Euromoney takes a look at the unique reinvention of the wealth-management division of Barclays

In just five years, Barclays Wealth has reinvented itself. Net income has increased since 2005 from £911 million that year to £1.3 billion for the first three quarters of 2011. This 2011 performance puts Barclays Wealth in the top quartile of its peers based on year-on-year revenue growth.

In an industry that is dominated by private banks that have been around for decades – in some cases, centuries – differentiation is key for a new entrant.

In 2006, Barclays Wealth began introducing behavioural finance as part of its portfolio construction. Later that year, it started developing a financial personality assessment to gauge how the clients would respond to movements in their portfolio and therefore enable its advisors to prevent those ‘buy at the top, sell at the bottom’ reactions.

It sounds like a gimmick, but Barclays Wealth has pulled apart 40 years of analysis of behavioural finance in its bid to better ensure its clients are in the correct portfolios.

“Academic behavioural finance looks for evidence of emotional trading and where biases emerge on average,” says Daniel Egan, head of behavioural finance, Americas at Barclays Wealth. “That evidence suggests 1.2% is lost a year due to emotional reactions and cognitive biases.

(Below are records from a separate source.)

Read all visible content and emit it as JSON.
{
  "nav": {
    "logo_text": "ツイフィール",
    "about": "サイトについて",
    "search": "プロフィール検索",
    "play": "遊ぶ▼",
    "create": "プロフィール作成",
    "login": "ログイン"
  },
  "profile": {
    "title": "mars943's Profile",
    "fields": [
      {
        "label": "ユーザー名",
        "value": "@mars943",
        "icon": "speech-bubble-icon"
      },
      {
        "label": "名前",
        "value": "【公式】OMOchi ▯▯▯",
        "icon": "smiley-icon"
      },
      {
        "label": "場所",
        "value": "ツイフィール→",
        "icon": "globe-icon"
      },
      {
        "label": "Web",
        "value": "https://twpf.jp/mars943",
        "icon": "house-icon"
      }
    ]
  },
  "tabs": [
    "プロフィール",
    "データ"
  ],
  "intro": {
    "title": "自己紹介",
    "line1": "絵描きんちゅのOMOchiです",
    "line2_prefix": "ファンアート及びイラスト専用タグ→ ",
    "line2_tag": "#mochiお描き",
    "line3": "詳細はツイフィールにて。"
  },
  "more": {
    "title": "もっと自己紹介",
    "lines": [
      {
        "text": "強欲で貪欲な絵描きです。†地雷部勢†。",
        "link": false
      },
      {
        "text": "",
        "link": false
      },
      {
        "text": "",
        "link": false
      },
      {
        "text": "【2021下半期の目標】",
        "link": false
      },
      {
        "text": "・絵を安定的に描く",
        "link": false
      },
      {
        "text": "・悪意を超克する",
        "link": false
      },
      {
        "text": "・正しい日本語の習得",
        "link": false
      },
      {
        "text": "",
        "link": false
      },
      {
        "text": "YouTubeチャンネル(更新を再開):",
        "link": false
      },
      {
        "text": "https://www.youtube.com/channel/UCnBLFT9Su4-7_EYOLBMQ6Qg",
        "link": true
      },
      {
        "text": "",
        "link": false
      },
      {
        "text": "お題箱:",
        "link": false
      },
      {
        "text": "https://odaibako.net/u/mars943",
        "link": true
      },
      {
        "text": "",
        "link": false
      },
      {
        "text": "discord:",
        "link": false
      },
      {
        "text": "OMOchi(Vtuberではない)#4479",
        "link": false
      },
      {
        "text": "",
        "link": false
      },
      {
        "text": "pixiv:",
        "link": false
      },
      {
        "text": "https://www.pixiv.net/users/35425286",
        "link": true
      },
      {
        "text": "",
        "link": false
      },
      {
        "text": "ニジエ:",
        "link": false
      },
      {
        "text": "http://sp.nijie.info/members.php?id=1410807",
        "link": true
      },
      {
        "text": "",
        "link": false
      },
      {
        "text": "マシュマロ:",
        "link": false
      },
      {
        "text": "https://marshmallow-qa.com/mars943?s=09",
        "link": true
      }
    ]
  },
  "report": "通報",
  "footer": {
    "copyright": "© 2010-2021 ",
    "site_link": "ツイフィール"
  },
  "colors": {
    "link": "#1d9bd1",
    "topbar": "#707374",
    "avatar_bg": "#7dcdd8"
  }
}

We’ve tried to refine that analysis and identify what the individual client might lose, rather than the average – that could be as much 7%.”

Egan says the firm looked at all the industry and academic questionnaires that seek to identify where behaviour could impact a portfolio.

“We came up with 500 candidate questions, and we ran surveys in Hong Kong, Dubai, India, East Asia, the UK and the US until we found what the exact dimensions driving the behaviour of clients were, and managed to condense that to the current survey,” says Egan. “It’s about discovering how a client trades off risk and return. Whether they enjoy that level? How composed are they? How engaged do they want to be? How confident in their choices are they? What level of engagement do they want? Do they believe in investment skill?”